Christian Care Ministry is one of a few organizations with a provider network it suggests members tap for care. According to Gardner, staff is better able to negotiate a discounted rate when members see one of the more than 700,000 providers participating with the organization nationwide. However, members are allowed to see any provider they wish.

In most cases, ministries will negotiate prices on members’ behalf. And, it’s a good deal for both the patient and providers, they say.

“Providers are thrilled, and here’s the reason why: It’s now the patient making those choices at the counter about the cost and care and it eliminates this huge administrative bureau that intermediates between physicians and patients. The doctor doesn’t have to call a gate keeper somewhere to ask if they can treat the patient in a certain way.

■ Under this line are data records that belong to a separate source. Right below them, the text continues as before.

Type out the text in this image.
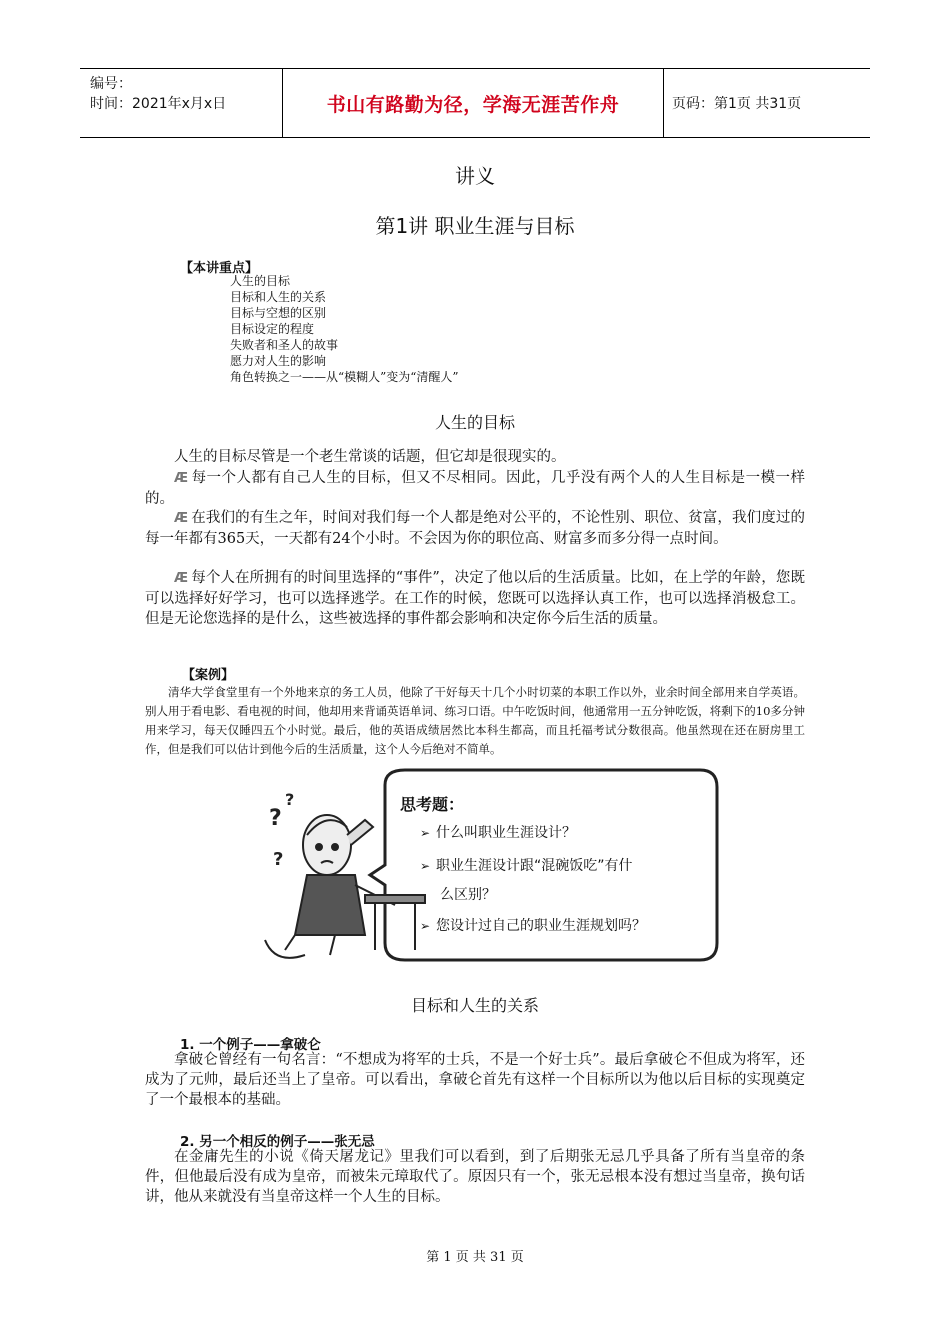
编号：
时间：2021年x月x日	书山有路勤为径，学海无涯苦作舟	页码：第1页 共31页
讲义
第1讲 职业生涯与目标
【本讲重点】
人生的目标
目标和人生的关系
目标与空想的区别
目标设定的程度
失败者和圣人的故事
愿力对人生的影响
角色转换之一——从“模糊人”变为“清醒人”
人生的目标

人生的目标尽管是一个老生常谈的话题，但它却是很现实的。

Æ 每一个人都有自己人生的目标，但又不尽相同。因此，几乎没有两个人的人生目标是一模一样的。

Æ 在我们的有生之年，时间对我们每一个人都是绝对公平的，不论性别、职位、贫富，我们度过的每一年都有365天，一天都有24个小时。不会因为你的职位高、财富多而多分得一点时间。

Æ 每个人在所拥有的时间里选择的“事件”，决定了他以后的生活质量。比如，在上学的年龄，您既可以选择好好学习，也可以选择逃学。在工作的时候，您既可以选择认真工作，也可以选择消极怠工。但是无论您选择的是什么，这些被选择的事件都会影响和决定你今后生活的质量。

【案例】

清华大学食堂里有一个外地来京的务工人员，他除了干好每天十几个小时切菜的本职工作以外，业余时间全部用来自学英语。别人用于看电影、看电视的时间，他却用来背诵英语单词、练习口语。中午吃饭时间，他通常用一五分钟吃饭，将剩下的10多分钟用来学习，每天仅睡四五个小时觉。最后，他的英语成绩居然比本科生都高，而且托福考试分数很高。他虽然现在还在厨房里工作，但是我们可以估计到他今后的生活质量，这个人今后绝对不简单。

?
?
?
思考题：
➢ 什么叫职业生涯设计？
➢ 职业生涯设计跟“混碗饭吃”有什
么区别？
➢ 您设计过自己的职业生涯规划吗？
目标和人生的关系
1. 一个例子——拿破仑

拿破仑曾经有一句名言：“不想成为将军的士兵，不是一个好士兵”。最后拿破仑不但成为将军，还成为了元帅，最后还当上了皇帝。可以看出，拿破仑首先有这样一个目标所以为他以后目标的实现奠定了一个最根本的基础。

2. 另一个相反的例子——张无忌

在金庸先生的小说《倚天屠龙记》里我们可以看到，到了后期张无忌几乎具备了所有当皇帝的条件，但他最后没有成为皇帝，而被朱元璋取代了。原因只有一个，张无忌根本没有想过当皇帝，换句话讲，他从来就没有当皇帝这样一个人生的目标。

第 1 页 共 31 页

They love it for that reason.”

The fact that they also receive a cash payment – typically Medicare rates with 50 percent to 70 percent added on – also helps to get providers on board.

According to Bellis, 97 percent of all doctors and hospitals take the reimbursement they negotiate.

Look before a leap of faith

Corlette of Georgetown University’s Health Policy Institute says anyone considering a healthcare sharing ministry in place of an ACA-compliant health insurance plan just needs to enter with their eyes wide open.

“What I would say about health sharing ministries is they are a leap of faith, both literally and figuratively.”